- Interactive map of West Hollywood
- Coordinates: 26°1′2.63″N 80°13′35.17″W﻿ / ﻿26.0173972°N 80.2264361°W
- State: Florida
- County: Broward
- City: Hollywood
- Elevation: 10 ft (3.0 m)

Population (2000)
- • Total: 60,806
- Time zone: UTC-5 (EST)
- • Summer (DST): UTC-4 (EDT)
- ZIP codes: 33024
- Area code: 954/754

= West Hollywood (Hollywood, Florida) =

West Hollywood is a neighborhood in Broward County, Florida, United States in the city limits of Hollywood. The latest population for the area recorded was 60,806. West Hollywood reported as an "unincorporated place" by the U.S. Census Bureau in 1950, when the population count totaled 1,196.

==Geography==
West Hollywood is located at 26.021 degrees north, 80.184 degrees west (26.021, -80.184). The elevation for the community is 10 feet above sea level.

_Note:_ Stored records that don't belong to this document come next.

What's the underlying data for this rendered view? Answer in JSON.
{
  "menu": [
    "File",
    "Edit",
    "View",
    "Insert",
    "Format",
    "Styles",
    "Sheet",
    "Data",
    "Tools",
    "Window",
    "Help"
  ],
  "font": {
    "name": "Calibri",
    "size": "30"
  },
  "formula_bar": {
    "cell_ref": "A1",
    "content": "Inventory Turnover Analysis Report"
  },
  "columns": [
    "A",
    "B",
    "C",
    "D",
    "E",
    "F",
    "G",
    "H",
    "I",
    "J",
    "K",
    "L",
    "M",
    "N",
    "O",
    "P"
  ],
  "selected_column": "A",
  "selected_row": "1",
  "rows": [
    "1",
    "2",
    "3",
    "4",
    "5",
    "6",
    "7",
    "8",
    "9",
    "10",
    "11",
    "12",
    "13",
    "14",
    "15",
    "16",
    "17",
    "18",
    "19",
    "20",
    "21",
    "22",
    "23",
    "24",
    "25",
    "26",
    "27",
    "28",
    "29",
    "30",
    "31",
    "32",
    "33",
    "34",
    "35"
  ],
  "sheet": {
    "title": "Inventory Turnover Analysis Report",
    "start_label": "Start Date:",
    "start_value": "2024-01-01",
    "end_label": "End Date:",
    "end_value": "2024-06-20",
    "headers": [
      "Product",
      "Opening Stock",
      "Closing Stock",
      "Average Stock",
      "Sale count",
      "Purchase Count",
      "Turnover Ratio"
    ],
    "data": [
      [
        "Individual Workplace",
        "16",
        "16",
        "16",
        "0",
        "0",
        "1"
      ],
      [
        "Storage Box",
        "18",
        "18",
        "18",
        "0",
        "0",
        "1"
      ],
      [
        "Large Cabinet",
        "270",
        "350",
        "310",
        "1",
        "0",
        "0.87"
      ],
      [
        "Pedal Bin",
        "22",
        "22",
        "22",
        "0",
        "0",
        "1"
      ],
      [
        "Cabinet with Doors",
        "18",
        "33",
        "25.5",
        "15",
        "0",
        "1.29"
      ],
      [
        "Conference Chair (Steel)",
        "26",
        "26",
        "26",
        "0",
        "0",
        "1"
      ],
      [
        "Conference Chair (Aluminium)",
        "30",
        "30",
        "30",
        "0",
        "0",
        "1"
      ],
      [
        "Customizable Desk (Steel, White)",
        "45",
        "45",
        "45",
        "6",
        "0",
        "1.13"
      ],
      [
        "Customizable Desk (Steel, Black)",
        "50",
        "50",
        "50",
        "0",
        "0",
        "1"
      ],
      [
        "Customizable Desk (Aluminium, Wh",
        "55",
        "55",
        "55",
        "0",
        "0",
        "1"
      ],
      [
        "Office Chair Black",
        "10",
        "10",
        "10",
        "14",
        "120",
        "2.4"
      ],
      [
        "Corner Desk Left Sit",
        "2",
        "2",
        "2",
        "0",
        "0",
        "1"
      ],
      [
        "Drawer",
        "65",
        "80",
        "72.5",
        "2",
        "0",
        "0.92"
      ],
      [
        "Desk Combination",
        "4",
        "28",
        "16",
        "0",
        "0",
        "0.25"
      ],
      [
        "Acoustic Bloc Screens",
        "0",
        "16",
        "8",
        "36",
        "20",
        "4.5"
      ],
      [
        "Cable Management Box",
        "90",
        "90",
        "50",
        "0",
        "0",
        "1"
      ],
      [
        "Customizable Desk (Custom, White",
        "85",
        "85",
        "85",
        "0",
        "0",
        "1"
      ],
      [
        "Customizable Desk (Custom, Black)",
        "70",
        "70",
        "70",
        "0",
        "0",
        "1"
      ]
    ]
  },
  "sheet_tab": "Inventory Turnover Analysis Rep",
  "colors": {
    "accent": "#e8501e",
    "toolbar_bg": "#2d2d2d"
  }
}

The community is bounded by Davie Road Extension and 72nd avenue, Stirling Road, Florida Turnpike, and Hollywood Boulevard from the West, North, East, and South respectively. This area includes the residential areas of Boulevard Heights and Driftwood.

==Demographics==

The median income for the community is $43,113 and the median age is 31.79.

Historical population
| Census | Pop. | Note | %± |
| 1950 | 1,196 |  | — |
source:

==Education==
The community of West Hollywood is served by Broward County Public Schools.